The #31 Bus Pilot Is Safe From Cancellation — For Now

The test has been extended until September, but service hours are still limited

Photo: Jeff Zoline
Photo: Jeff Zoline

The pilot of restored service on the CTA’s #31 31st Street bus route launched in September 2016, and last January the CTA board voted to extend the test until June. Last week Streetsblog reader Cameron Puetz reminded me about the pilot by comparing it to the city of Chicago’s limited test of dockless bike-share on the Far South Side. Puetz argued that, with service hours that only run from 10 a.m. to 7 p.m. and don’t include weekends, the #31 test, like the DoBi pilot, seems designed to fail. Here’s an update on what’s going on with the bus test.

Photo: Jeff Zoline
Photo: Jeff Zoline

Ridership on the #31 route averaged 674 rides each weekday in November 2017. That was 81 percent of the ridership target, and a 23 percent increase over November 2016, according to the CTA. At the May 9, 2018, CTA board meeting, the board voted to extend the #31 pilot until the fall bus service schedule change in September, to allow the CTA to further evaluate ridership and collect more community feedback on the service, according to CTA spokesman Stephen Mayberry. “Extending the #31 pilot through the summer of 2018 allows CTA staffers time to gather further data to evaluate the viability of this bus service.” Mayberry added that the CTA is continuing its efforts to promote the #31 service via ads, social media, and more.

So the 31st Street pilot has a new lease on life. But with its limited hours — which are no help for getting to work or school during the morning rush or doing any sort of weekend trip — how long will ridership stay at acceptable levels before the CTA pulls the plug on the pilot, as it did with the #11 Lincoln Avenue bus test back in August 2017?
  • Is it supposed to a ridership route or a coverage route? Is it to be judged a success based on enough riders or a success because it serves an important service for a needed social purpose. Limited service so an elderly non-working population can shop or make doctors appointments does not need to run weekends and high rush hours to be deemed a success.

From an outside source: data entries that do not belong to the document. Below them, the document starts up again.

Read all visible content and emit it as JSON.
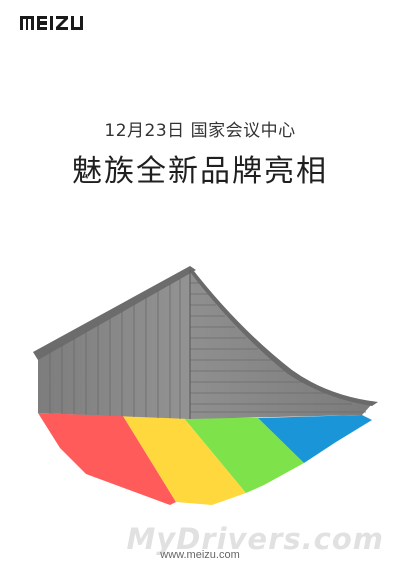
{
  "brand": {
    "logo_text": "MEIZU"
  },
  "event": {
    "date_venue": "12月23日 国家会议中心",
    "headline": "魅族全新品牌亮相"
  },
  "footer": {
    "url": "www.meizu.com",
    "watermark": "MyDrivers.com"
  },
  "colors": {
    "red": "#ff5b5b",
    "yellow": "#ffd83d",
    "green": "#7ee34a",
    "blue": "#1a96d8",
    "building_gray": "#8a8a8a"
  },
  "icons": {
    "logo": "meizu-logo",
    "illustration": "building-icon"
  }
}
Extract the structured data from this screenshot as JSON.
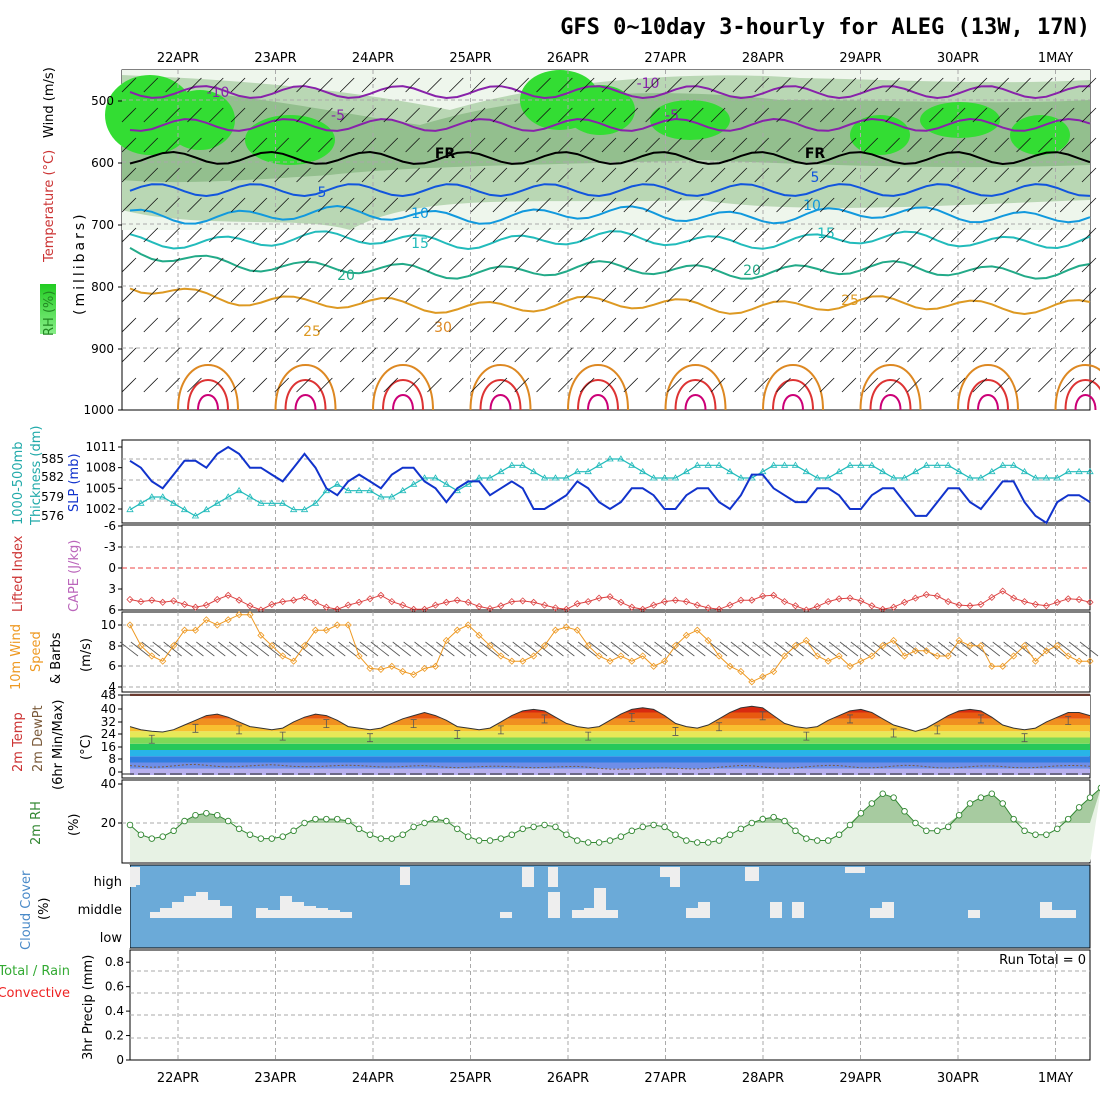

    I say this every time an article is written but it I is never posed by the reporter to the CTA. I can only assume that the reporter doesn’t get it. And therefore will will never learn if the CTA gets it.

    This approach is not mine. It comes from Jarrett Walker if I may ‘appeal to authority’.

  • Jeremy

    The #11 Lincoln Avenue route is a head scratcher. Ald Smith advocated hard for reintroducing the route, then kills TOD housing developments that could lead to increased ridership. There is a closed gas station and a closed 7-11 on Lincoln Avenue that could easily be turned into apartment buildings.

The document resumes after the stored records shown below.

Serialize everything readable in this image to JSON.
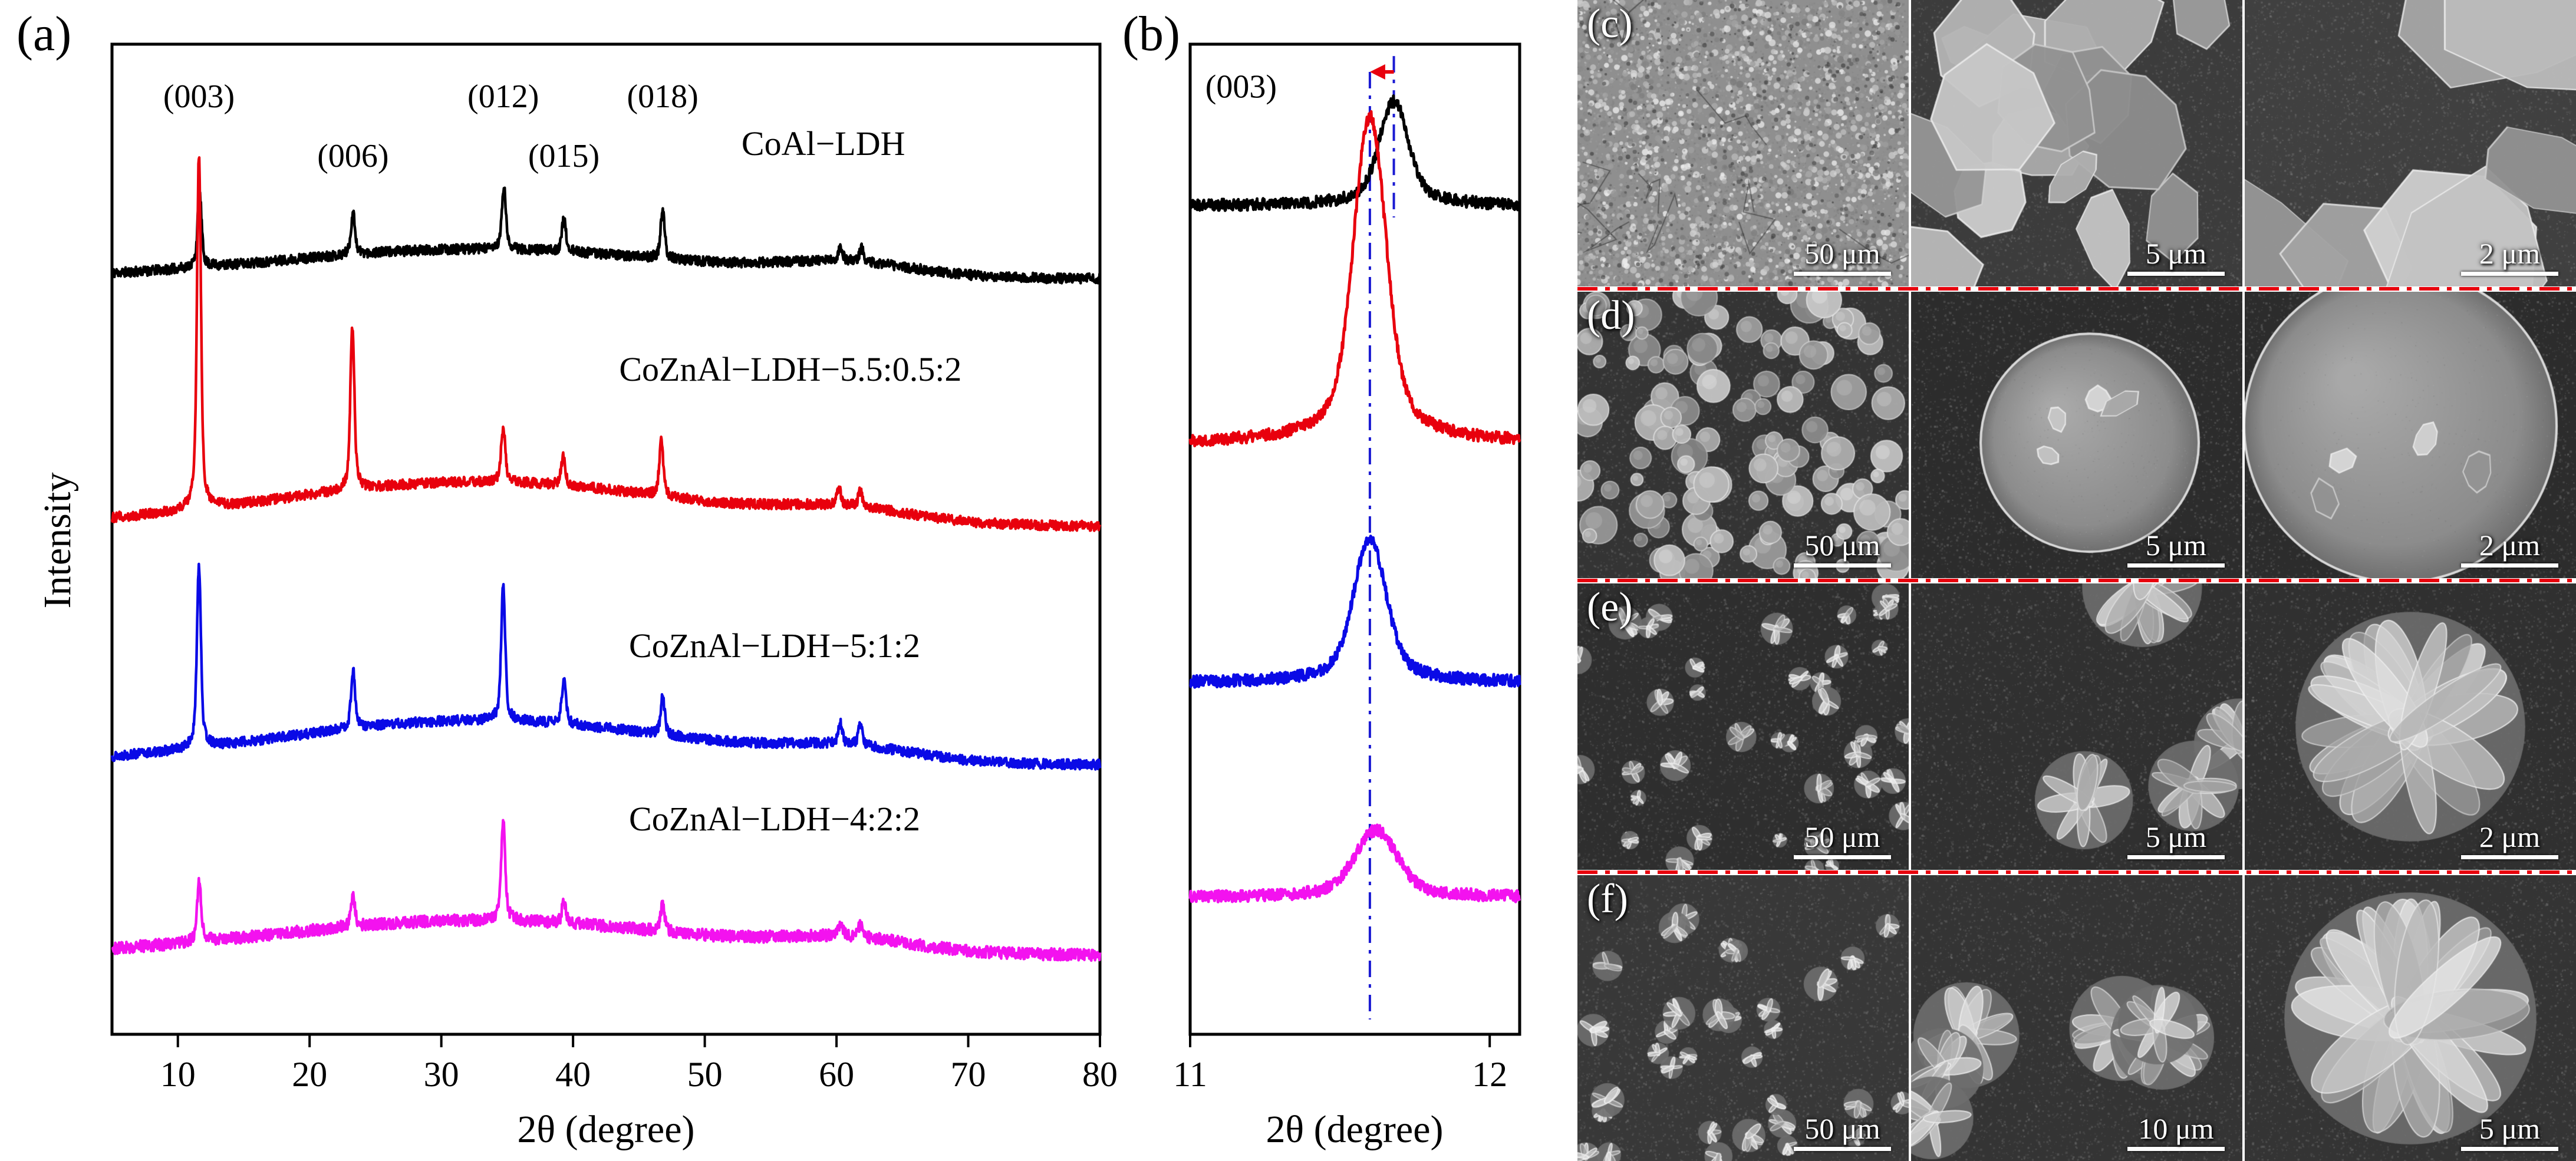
{
  "panels": {
    "a_label": "(a)",
    "b_label": "(b)"
  },
  "colors": {
    "axis": "#000000",
    "black_series": "#000000",
    "red_series": "#e8000d",
    "blue_series": "#0a0ae6",
    "magenta_series": "#f312ef",
    "guide_line": "#1a1ad2",
    "separator_line": "#e8000d"
  },
  "chart_data": [
    {
      "type": "line",
      "panel": "a",
      "xlabel": "2θ (degree)",
      "ylabel": "Intensity",
      "xlim": [
        5,
        80
      ],
      "x_ticks": [
        10,
        20,
        30,
        40,
        50,
        60,
        70,
        80
      ],
      "y_axis": "Intensity (a.u., curves vertically offset)",
      "samples": 2400,
      "stroke": 4.5,
      "peak_annotations": [
        {
          "label": "(003)",
          "two_theta": 11.6,
          "y": 0.04
        },
        {
          "label": "(006)",
          "two_theta": 23.3,
          "y": 0.1
        },
        {
          "label": "(012)",
          "two_theta": 34.7,
          "y": 0.04
        },
        {
          "label": "(015)",
          "two_theta": 39.3,
          "y": 0.1
        },
        {
          "label": "(018)",
          "two_theta": 46.8,
          "y": 0.04
        }
      ],
      "series": [
        {
          "name": "CoAl−LDH",
          "color": "#000000",
          "baseline": 0.237,
          "hump": 0.03,
          "noise": 0.005,
          "seed": 11,
          "label_pos": {
            "x": 59,
            "y": 0.1
          },
          "peaks": [
            {
              "x": 11.65,
              "h": 0.075
            },
            {
              "x": 23.3,
              "h": 0.042
            },
            {
              "x": 34.75,
              "h": 0.062
            },
            {
              "x": 39.3,
              "h": 0.032
            },
            {
              "x": 46.8,
              "h": 0.048
            },
            {
              "x": 60.3,
              "h": 0.014
            },
            {
              "x": 61.9,
              "h": 0.014
            }
          ]
        },
        {
          "name": "CoZnAl−LDH−5.5:0.5:2",
          "color": "#e8000d",
          "baseline": 0.487,
          "hump": 0.045,
          "noise": 0.005,
          "seed": 12,
          "label_pos": {
            "x": 56.5,
            "y": 0.328
          },
          "peaks": [
            {
              "x": 11.6,
              "h": 0.355
            },
            {
              "x": 23.25,
              "h": 0.165
            },
            {
              "x": 34.7,
              "h": 0.055
            },
            {
              "x": 39.25,
              "h": 0.028
            },
            {
              "x": 46.7,
              "h": 0.055
            },
            {
              "x": 60.2,
              "h": 0.016
            },
            {
              "x": 61.8,
              "h": 0.016
            }
          ]
        },
        {
          "name": "CoZnAl−LDH−5:1:2",
          "color": "#0a0ae6",
          "baseline": 0.728,
          "hump": 0.045,
          "noise": 0.005,
          "seed": 13,
          "label_pos": {
            "x": 55.3,
            "y": 0.607
          },
          "peaks": [
            {
              "x": 11.6,
              "h": 0.185
            },
            {
              "x": 23.3,
              "h": 0.058
            },
            {
              "x": 34.7,
              "h": 0.135
            },
            {
              "x": 39.3,
              "h": 0.045
            },
            {
              "x": 46.8,
              "h": 0.038
            },
            {
              "x": 60.3,
              "h": 0.02
            },
            {
              "x": 61.8,
              "h": 0.02
            }
          ]
        },
        {
          "name": "CoZnAl−LDH−4:2:2",
          "color": "#f312ef",
          "baseline": 0.92,
          "hump": 0.035,
          "noise": 0.006,
          "seed": 14,
          "label_pos": {
            "x": 55.3,
            "y": 0.782
          },
          "peaks": [
            {
              "x": 11.62,
              "h": 0.062
            },
            {
              "x": 23.3,
              "h": 0.03
            },
            {
              "x": 34.7,
              "h": 0.1
            },
            {
              "x": 39.3,
              "h": 0.02
            },
            {
              "x": 46.8,
              "h": 0.026
            },
            {
              "x": 60.3,
              "h": 0.012
            },
            {
              "x": 61.8,
              "h": 0.012
            }
          ]
        }
      ]
    },
    {
      "type": "line",
      "panel": "b",
      "xlabel": "2θ (degree)",
      "xlim": [
        11,
        12.1
      ],
      "x_ticks": [
        11,
        12
      ],
      "y_axis": "Intensity (a.u., curves vertically offset)",
      "samples": 650,
      "stroke": 5,
      "peak_annotations": [
        {
          "label": "(003)",
          "two_theta": 11.17,
          "y": 0.03
        }
      ],
      "guides": [
        {
          "x": 11.6,
          "y1": 0.028,
          "y2": 0.985,
          "color": "#1a1ad2"
        },
        {
          "x": 11.68,
          "y1": 0.012,
          "y2": 0.175,
          "color": "#1a1ad2"
        }
      ],
      "shift_arrow": {
        "from": 11.68,
        "to": 11.6,
        "y": 0.028,
        "color": "#e8000d"
      },
      "series": [
        {
          "name": "CoAl−LDH",
          "color": "#000000",
          "baseline": 0.163,
          "noise": 0.006,
          "seed": 21,
          "peaks": [
            {
              "x": 11.68,
              "h": 0.105,
              "w": 0.045
            }
          ]
        },
        {
          "name": "CoZnAl−LDH−5.5:0.5:2",
          "color": "#e8000d",
          "baseline": 0.403,
          "noise": 0.006,
          "seed": 22,
          "peaks": [
            {
              "x": 11.6,
              "h": 0.33,
              "w": 0.05
            }
          ]
        },
        {
          "name": "CoZnAl−LDH−5:1:2",
          "color": "#0a0ae6",
          "baseline": 0.645,
          "noise": 0.006,
          "seed": 23,
          "peaks": [
            {
              "x": 11.6,
              "h": 0.145,
              "w": 0.05
            }
          ]
        },
        {
          "name": "CoZnAl−LDH−4:2:2",
          "color": "#f312ef",
          "baseline": 0.862,
          "noise": 0.006,
          "seed": 24,
          "peaks": [
            {
              "x": 11.62,
              "h": 0.068,
              "w": 0.065
            }
          ]
        }
      ]
    }
  ],
  "sem": {
    "rows": [
      {
        "label": "(c)",
        "cells": [
          {
            "scale_bar": "50 μm",
            "pattern": "speckle",
            "bg": "#8f8f8f",
            "seed": 101
          },
          {
            "scale_bar": "5 μm",
            "pattern": "plates",
            "bg": "#3c3c3c",
            "count": 16,
            "rmin": 55,
            "rmax": 115,
            "seed": 102
          },
          {
            "scale_bar": "2 μm",
            "pattern": "plates",
            "bg": "#404040",
            "count": 7,
            "rmin": 110,
            "rmax": 200,
            "seed": 103
          }
        ]
      },
      {
        "label": "(d)",
        "cells": [
          {
            "scale_bar": "50 μm",
            "pattern": "discs",
            "bg": "#343434",
            "count": 130,
            "rmin": 10,
            "rmax": 32,
            "seed": 104
          },
          {
            "scale_bar": "5 μm",
            "pattern": "bigdisc",
            "bg": "#2c2c2c",
            "r": 185,
            "seed": 105
          },
          {
            "scale_bar": "2 μm",
            "pattern": "bigdisc",
            "bg": "#2c2c2c",
            "r": 265,
            "seed": 106
          }
        ]
      },
      {
        "label": "(e)",
        "cells": [
          {
            "scale_bar": "50 μm",
            "pattern": "flowers",
            "bg": "#2e2e2e",
            "count": 40,
            "rmin": 12,
            "rmax": 30,
            "seed": 107
          },
          {
            "scale_bar": "5 μm",
            "pattern": "flowers",
            "bg": "#303030",
            "count": 4,
            "rmin": 80,
            "rmax": 115,
            "seed": 108
          },
          {
            "scale_bar": "2 μm",
            "pattern": "flower",
            "bg": "#303030",
            "r": 205,
            "seed": 109
          }
        ]
      },
      {
        "label": "(f)",
        "cells": [
          {
            "scale_bar": "50 μm",
            "pattern": "flowers",
            "bg": "#383838",
            "count": 32,
            "rmin": 16,
            "rmax": 32,
            "seed": 110
          },
          {
            "scale_bar": "10 μm",
            "pattern": "flowers",
            "bg": "#343434",
            "count": 6,
            "rmin": 65,
            "rmax": 95,
            "seed": 111
          },
          {
            "scale_bar": "5 μm",
            "pattern": "flower",
            "bg": "#343434",
            "r": 225,
            "seed": 112
          }
        ]
      }
    ]
  }
}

    https://chicago.curbed.com/2018/4/11/17193604/lincoln-park-transit-oriented-development-gas-station

  • CIAC

    “Limited service so an elderly non-working population can shop or make doctors appointments does not need to run weekends and high rush hours to be deemed a success.”

    Do you have anything to indicate that the #31 bus is used largely by elderly people to shop and go to doctors appointments? What evidence is there that there are a large amount of elderly people living near that route who only are able to have doctors appointments in places where the route travels? If you look at the map you will see that the vast majority of the route is near other bus and train service. And this other service travels through areas that are much more likely to include doctors offices as well as stores than this bus would. You can’t just add routes for the only purpose being to serve the occasional non-mobile person who lives nearby and who may not have other transportation options. That just takes away from other service, which is at least equally as likely to serve the type of population being discussed.

  • Cameron Puetz

    It appears to that the CTA is running it as a coverage route, but I’d question why it wasn’t given a chance to be a ridership route. It connects 3 El lines, a college, and relatively dense neighborhood. With minor tweaks it could also connect to a popular beach. The route seems to have the potential to be a ridership route, but the service to make it one hasn’t been attempted.

  • I meant appointments and shopping for elders as an general example not a specific need for the 31.

    The way ridership vs coverage routes works is that the transit agency requests community and political input to decide what percentage of the transit budget goes to each. So for another example 70% to ridership and say 30% to coverage.

    Then once your budget priorities are set then you fund as many routes as each budget allows for. So if two new ridership routes are competing for the last of the ridership budget the the route that generates the most net ridership revenue wins and gets permanent status.

    But coverage is different. The measures for success of a coverage route are not net revenue but rather other social and community identified needs.

  • Quite right. I repeatedly point this out because I bet the CTA does not approach it as ridership vs coverage. Therefore the CTA finds it hard to justify its decisions to the public and therefore loses faith and confidence in their decision making ability.

    Of course if even we here at Streetsblog do not articulate the concept as well how can we enlighten the CTA?